Kevin Breel parle du cœur et à travers son expérience, lui qui traversa et continue de traverser divers stades de dépression depuis son adolescence. “La dépression m’a poussé dans un puits, mais seulement pour me rappeler qu’il y a une issue. Elle m’a montré l’obscurité pour me montrer qu’il y a aussi la lumière », conclut-il.
Pourquoi certains humoristes dépriment-ils ?
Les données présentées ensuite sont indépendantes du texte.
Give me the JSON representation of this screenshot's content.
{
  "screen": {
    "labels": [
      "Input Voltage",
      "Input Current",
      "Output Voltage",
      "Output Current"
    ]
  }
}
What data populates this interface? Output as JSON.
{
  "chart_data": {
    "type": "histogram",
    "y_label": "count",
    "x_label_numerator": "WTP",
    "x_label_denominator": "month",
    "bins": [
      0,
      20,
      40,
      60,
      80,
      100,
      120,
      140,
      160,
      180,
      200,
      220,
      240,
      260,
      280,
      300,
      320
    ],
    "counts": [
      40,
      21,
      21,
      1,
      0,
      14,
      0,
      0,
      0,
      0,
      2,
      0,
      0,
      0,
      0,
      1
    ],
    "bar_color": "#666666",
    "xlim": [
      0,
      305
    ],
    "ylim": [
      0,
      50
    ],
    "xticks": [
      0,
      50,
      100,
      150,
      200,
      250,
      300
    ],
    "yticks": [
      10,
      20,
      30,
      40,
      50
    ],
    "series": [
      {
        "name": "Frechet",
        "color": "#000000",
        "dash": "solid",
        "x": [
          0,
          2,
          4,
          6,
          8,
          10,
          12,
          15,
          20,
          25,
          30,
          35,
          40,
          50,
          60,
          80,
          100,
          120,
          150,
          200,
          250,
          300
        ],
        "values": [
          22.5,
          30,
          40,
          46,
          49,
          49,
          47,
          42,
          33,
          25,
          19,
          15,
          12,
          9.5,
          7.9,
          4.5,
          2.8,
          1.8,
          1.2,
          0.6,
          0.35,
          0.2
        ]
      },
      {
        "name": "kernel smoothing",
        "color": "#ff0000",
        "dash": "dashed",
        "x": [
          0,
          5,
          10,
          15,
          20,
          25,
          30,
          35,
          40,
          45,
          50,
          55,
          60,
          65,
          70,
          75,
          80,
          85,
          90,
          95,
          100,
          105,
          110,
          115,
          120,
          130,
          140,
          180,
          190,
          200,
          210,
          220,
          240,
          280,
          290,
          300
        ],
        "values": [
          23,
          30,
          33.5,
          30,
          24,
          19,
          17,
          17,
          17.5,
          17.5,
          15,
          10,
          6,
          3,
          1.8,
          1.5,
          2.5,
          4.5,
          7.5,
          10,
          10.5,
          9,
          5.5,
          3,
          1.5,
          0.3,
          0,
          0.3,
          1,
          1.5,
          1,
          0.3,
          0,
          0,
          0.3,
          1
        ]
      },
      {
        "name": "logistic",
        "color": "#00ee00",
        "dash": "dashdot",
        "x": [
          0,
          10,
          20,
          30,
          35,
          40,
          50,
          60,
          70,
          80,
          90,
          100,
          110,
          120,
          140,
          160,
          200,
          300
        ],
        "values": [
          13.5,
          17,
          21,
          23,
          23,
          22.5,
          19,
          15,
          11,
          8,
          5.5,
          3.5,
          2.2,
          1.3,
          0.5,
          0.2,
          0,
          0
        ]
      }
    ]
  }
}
Ce n’est pas que les humoristes sont plus sujets à la dépression. Au contraire, compte tenu de leur sensibilité et de leurs traits de personnalité, ils ont tendance à souffrir davantage de ce type de problèmes. Dans le cas des humoristes à succès, on peut comprendre que leur position ne motive ni ne facilite les appels à l’aide.
“Comment vais-je raconter mes problèmes à un inconnu, s’il ne va pas les résoudre pour moi ?”, demande Gerardo Campo Cabal, chef du département de psychiatrie à l’Universidad del Valle, en Colombie.
Et, en aucun cas, la personne déprimée n’a besoin de commentaires tels que “faites votre part”, “sortez de chez vous” ou “ne vous enfermez pas”. Non, la dépression est une maladie très invalidante. Elle pousse une personne à s’isoler chez elle et à ressentir un manque total d’énergie. Et, selon les mots de Campo Cabal, la dépression, « en tant que telle, elle doit être traitée ».